エルフの里にはエルフとダークエルフが共に暮らしている。
しかし感情豊かなダークエルフと違い、エルフの感情は乏しいように思えた。
――話しかけてもこちらを見て、佇むだけ。
首を傾げるような動作、こちらを見て、目を見て、何もせず、注意を向けてくるだけ。
ダークエルフは皆可愛らしい少女の容姿をしているのに対して、エルフは身長が高く、目も切れ長でまつ毛も長い。

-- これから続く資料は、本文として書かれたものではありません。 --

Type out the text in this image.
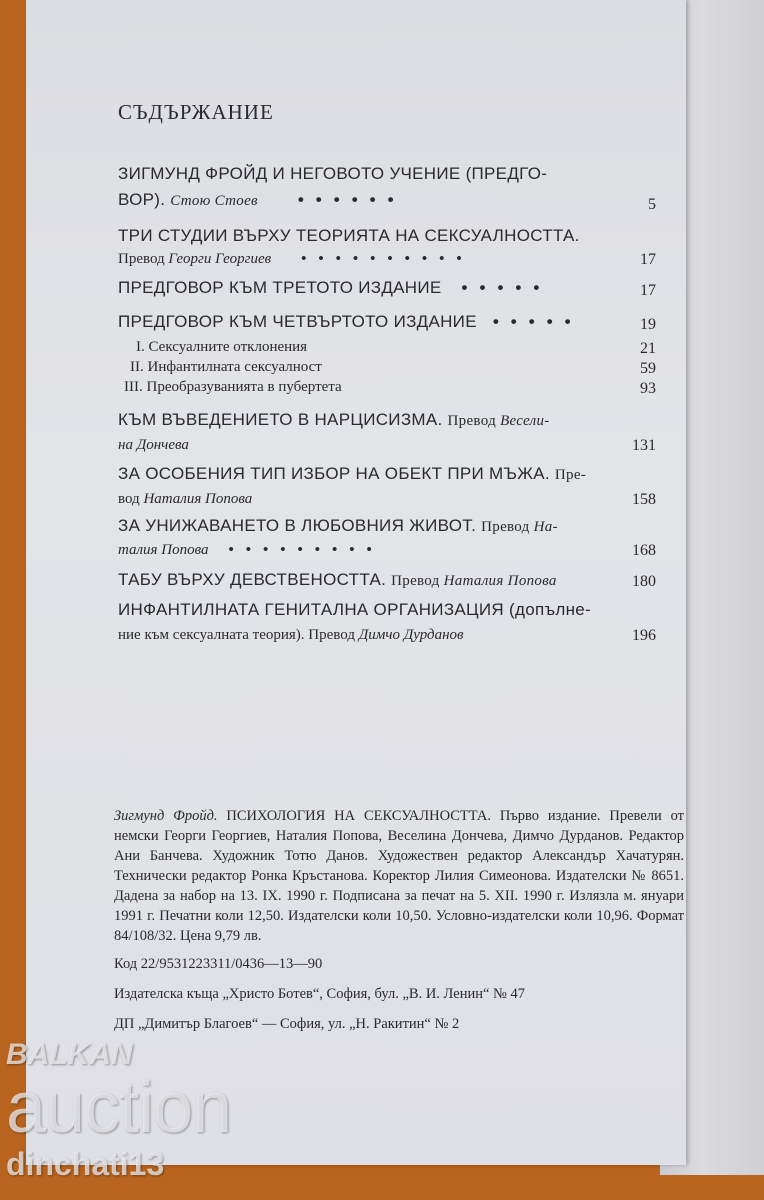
СЪДЪРЖАНИЕ
ЗИГМУНД ФРОЙД И НЕГОВОТО УЧЕНИЕ (ПРЕДГО-
ВОР). Стою Стоев ••••••	5
ТРИ СТУДИИ ВЪРХУ ТЕОРИЯТА НА СЕКСУАЛНОСТТА.
Превод Георги Георгиев ••••••••••	17
ПРЕДГОВОР КЪМ ТРЕТОТО ИЗДАНИЕ •••••	17
ПРЕДГОВОР КЪМ ЧЕТВЪРТОТО ИЗДАНИЕ •••••	19
I. Сексуалните отклонения	21
II. Инфантилната сексуалност	59
III. Преобразуванията в пубертета	93
КЪМ ВЪВЕДЕНИЕТО В НАРЦИСИЗМА. Превод Весели-
на Дончева	131
ЗА ОСОБЕНИЯ ТИП ИЗБОР НА ОБЕКТ ПРИ МЪЖА. Пре-
вод Наталия Попова	158
ЗА УНИЖАВАНЕТО В ЛЮБОВНИЯ ЖИВОТ. Превод На-
талия Попова •••••••••	168
ТАБУ ВЪРХУ ДЕВСТВЕНОСТТА. Превод Наталия Попова	180
ИНФАНТИЛНАТА ГЕНИТАЛНА ОРГАНИЗАЦИЯ (допълне-
ние към сексуалната теория). Превод Димчо Дурданов	196
Зигмунд Фройд. ПСИХОЛОГИЯ НА СЕКСУАЛНОСТТА. Първо издание. Превели от немски Георги Георгиев, Наталия Попова, Веселина Дончева, Димчо Дурданов. Редактор Ани Банчева. Художник Тотю Данов. Художествен редактор Александър Хачатурян. Технически редактор Ронка Кръстанова. Коректор Лилия Симеонова. Издателски № 8651. Дадена за набор на 13. IX. 1990 г. Подписана за печат на 5. XII. 1990 г. Излязла м. януари 1991 г. Печатни коли 12,50. Издателски коли 10,50. Условно-издателски коли 10,96. Формат 84/108/32. Цена 9,79 лв.
Код 22/9531223311/0436—13—90
Издателска къща „Христо Ботев“, София, бул. „В. И. Ленин“ № 47
ДП „Димитър Благоев“ — София, ул. „Н. Ракитин“ № 2
BALKAN
auction
dinchati13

ダークエルフのまつ毛は長いというよりは、ボリュームがある。
ほとんどのエルフが薄緑色の髪、肌はほんのり肌色で、ほんのりと水色の瞳、頬がリンゴのように真っ赤だ。
一言で言ってしまえば美人で美丈夫で、それでいてわずかに幼い。
ふとにっこりと笑み、その姿はまるで愛らしい少女ようで、中性的で、一見では男女の違いを判別できない。
エルフの耳は別に長くはないし、尖ってもいないけれど、一目見れば、独特の髪色と瞳、容姿からエルフと判別できなくもない。
淡々としているが、エルフは触れても嫌がらない。
排他的というよりは抑揚がない。
屈んでいる時に、髪を撫でると気持ちよさそうにし、身を預けてもくる。
座っていると人懐っこく隣に座って体を預けてくる。
まるで無口で悪戯心の無い猫のよう。
まるで無邪気を体現した猫のよう。
体が冷たいので俺に触れると熱が伝わっていく、それを好ましく思うようだ。
神秘的、ミステリアス、無口で、愛らしい。
なんで同じ意味を二回言ったんだって、困惑だわ、言葉のバリエーションが足りない、基本的にアホだからだ。
もっと面白いセリフを、オモシロ楽しく言えたらいいのにって昔は思っていた。
でも今は無口こそが正義だ。
タバコ吸いたい、タバコ吸っている間だけは、無口こそ正義だ。
体に悪いって、ほっとけって話さ。
そんなに長生きしたいわけじゃない。
俺はタバコを吸っていなかったけれど。
この皮肉、誰か笑ってくれるだろうか。
誰かコーヒー持って来てくれないかな。
コーヒーを飲んでいる間は無口こそ正義だ。
クトゥーナはエルフに触られるのを嫌がるので、エルフはクトゥーナに近づこうとはしなかった。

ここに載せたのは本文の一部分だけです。